Friday, April 17, 2009

Is the Religious Right really losing its grip on America's conscience?

That would be the implication of this Telegraph article, starting with the title "US religious Right concedes defeat:"
America's religious Right has conceded that the election of US President Barack Obama has sealed its defeat in the cultural war with permissiveness and secularism.

Leading evangelicals have admitted that their association with George W. Bush has not only hurt the cause of social conservatives but contributed to the failure of the key objectives of their 30-year struggle.
[...]
Despite changing the political agenda for a generation, and helping push the Republicans to the Right, evangelicals have won only minor victories in limiting the availability of abortion. Meanwhile the number of states permitting civil partnerships between homosexuals is rising, and the campaign to restore prayer to schools after 40 years - a decision that helped create the Moral Majority - has got nowhere.

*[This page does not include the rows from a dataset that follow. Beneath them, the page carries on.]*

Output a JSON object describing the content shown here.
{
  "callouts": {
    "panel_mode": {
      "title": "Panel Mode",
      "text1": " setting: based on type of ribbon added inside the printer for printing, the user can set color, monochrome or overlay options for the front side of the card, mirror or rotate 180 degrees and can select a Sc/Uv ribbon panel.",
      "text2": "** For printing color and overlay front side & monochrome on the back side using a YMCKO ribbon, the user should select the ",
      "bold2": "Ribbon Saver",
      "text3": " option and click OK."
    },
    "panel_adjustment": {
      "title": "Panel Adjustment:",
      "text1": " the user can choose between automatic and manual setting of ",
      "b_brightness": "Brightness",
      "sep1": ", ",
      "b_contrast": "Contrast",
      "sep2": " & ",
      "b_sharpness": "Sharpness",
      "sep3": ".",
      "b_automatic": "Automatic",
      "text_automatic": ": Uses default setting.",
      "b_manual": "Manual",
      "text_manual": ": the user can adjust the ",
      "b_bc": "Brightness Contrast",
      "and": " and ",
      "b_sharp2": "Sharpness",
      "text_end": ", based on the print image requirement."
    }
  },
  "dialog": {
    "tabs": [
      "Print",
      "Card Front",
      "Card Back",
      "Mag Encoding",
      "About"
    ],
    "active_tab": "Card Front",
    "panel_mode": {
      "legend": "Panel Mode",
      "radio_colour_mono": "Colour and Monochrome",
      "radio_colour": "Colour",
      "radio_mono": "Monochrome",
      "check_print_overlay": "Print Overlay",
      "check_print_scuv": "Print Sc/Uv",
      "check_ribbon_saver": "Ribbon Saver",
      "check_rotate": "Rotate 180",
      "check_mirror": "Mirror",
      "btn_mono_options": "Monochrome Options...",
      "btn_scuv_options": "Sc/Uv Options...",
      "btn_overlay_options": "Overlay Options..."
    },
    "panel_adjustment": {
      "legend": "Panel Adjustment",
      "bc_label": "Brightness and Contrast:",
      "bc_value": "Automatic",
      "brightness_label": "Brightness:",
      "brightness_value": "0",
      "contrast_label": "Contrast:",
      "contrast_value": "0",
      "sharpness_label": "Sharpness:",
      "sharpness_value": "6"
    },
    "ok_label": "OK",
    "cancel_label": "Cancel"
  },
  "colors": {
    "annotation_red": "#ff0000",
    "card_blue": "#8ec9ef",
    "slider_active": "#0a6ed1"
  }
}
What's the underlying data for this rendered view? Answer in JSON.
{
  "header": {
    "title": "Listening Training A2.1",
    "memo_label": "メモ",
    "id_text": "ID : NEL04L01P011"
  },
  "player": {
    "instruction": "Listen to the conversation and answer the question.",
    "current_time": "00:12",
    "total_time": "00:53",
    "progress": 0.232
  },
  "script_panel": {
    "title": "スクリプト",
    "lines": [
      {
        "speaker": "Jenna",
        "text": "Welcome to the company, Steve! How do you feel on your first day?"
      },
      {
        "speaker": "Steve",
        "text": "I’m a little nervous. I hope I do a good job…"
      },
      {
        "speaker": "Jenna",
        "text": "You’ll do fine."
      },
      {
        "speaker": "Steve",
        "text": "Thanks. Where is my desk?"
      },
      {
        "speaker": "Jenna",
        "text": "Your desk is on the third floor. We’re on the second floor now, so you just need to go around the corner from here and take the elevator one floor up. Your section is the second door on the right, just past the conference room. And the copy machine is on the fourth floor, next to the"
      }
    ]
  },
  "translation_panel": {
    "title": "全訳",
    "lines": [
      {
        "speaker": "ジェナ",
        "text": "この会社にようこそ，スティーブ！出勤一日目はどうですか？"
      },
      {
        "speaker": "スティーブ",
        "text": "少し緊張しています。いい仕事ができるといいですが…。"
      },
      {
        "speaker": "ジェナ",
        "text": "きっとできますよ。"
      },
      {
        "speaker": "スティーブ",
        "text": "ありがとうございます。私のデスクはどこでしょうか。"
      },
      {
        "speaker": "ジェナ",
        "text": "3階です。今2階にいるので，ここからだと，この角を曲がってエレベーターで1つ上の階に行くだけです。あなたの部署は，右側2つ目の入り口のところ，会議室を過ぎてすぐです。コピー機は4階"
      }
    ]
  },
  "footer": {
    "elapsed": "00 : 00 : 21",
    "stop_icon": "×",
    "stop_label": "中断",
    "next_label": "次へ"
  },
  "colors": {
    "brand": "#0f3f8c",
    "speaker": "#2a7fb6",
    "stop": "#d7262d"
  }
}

Though the struggle will go on, the confession of Mr Dobson, who started his ministry from scratch in 1977, came amid growing concern that church attendance in the United States is heading the way of Britain, where no more than ten per cent worship every week.
[...]
Recent surveys have suggested that the American religious landscape has shifted significantly. A study by Trinity College in Connecticut found that 11 per cent fewer Americans identify themselves as Christian than 20 years ago. Those stating no religious affiliation or declaring themselves agnostic has risen from 8.2 per cent in 1990 to 15 per cent in 2008.
[...]
A growing legion of disenchanted grassroots believers does not blame liberal opponents for the decline in faith or the failures of the religious Right. Rather, they hold responsible Republicans - particularly Mr Bush - and groups like Focus on the Family that have worked with the party, for courting Christian voters only to betray promises of pursuing the conservative agenda once in office.
[...]
“It’s a failed movement,” he said. “We will end up like England, where the church has utterly lost its way.”

Michael Spencer, a writer who lives in a Christian community in Kentucky, said the religious Right had suffered from its identification with Mr Bush, the most unpopular president in living memory, and the extremist rhetoric of some on the religious Right.
[...]
In an online article in the Christian Science Monitor that has became a touchstone for disaffected conservatives, Mr Spencer forecast a major collapse in evangelical Christianity within ten years.

Evangelicals have identified their movement with the culture war and political conservatism. This will prove to be a very costly mistake,” he wrote.
Wow!!

I should print this article, frame it and put it up on the wall it's so uplifting!!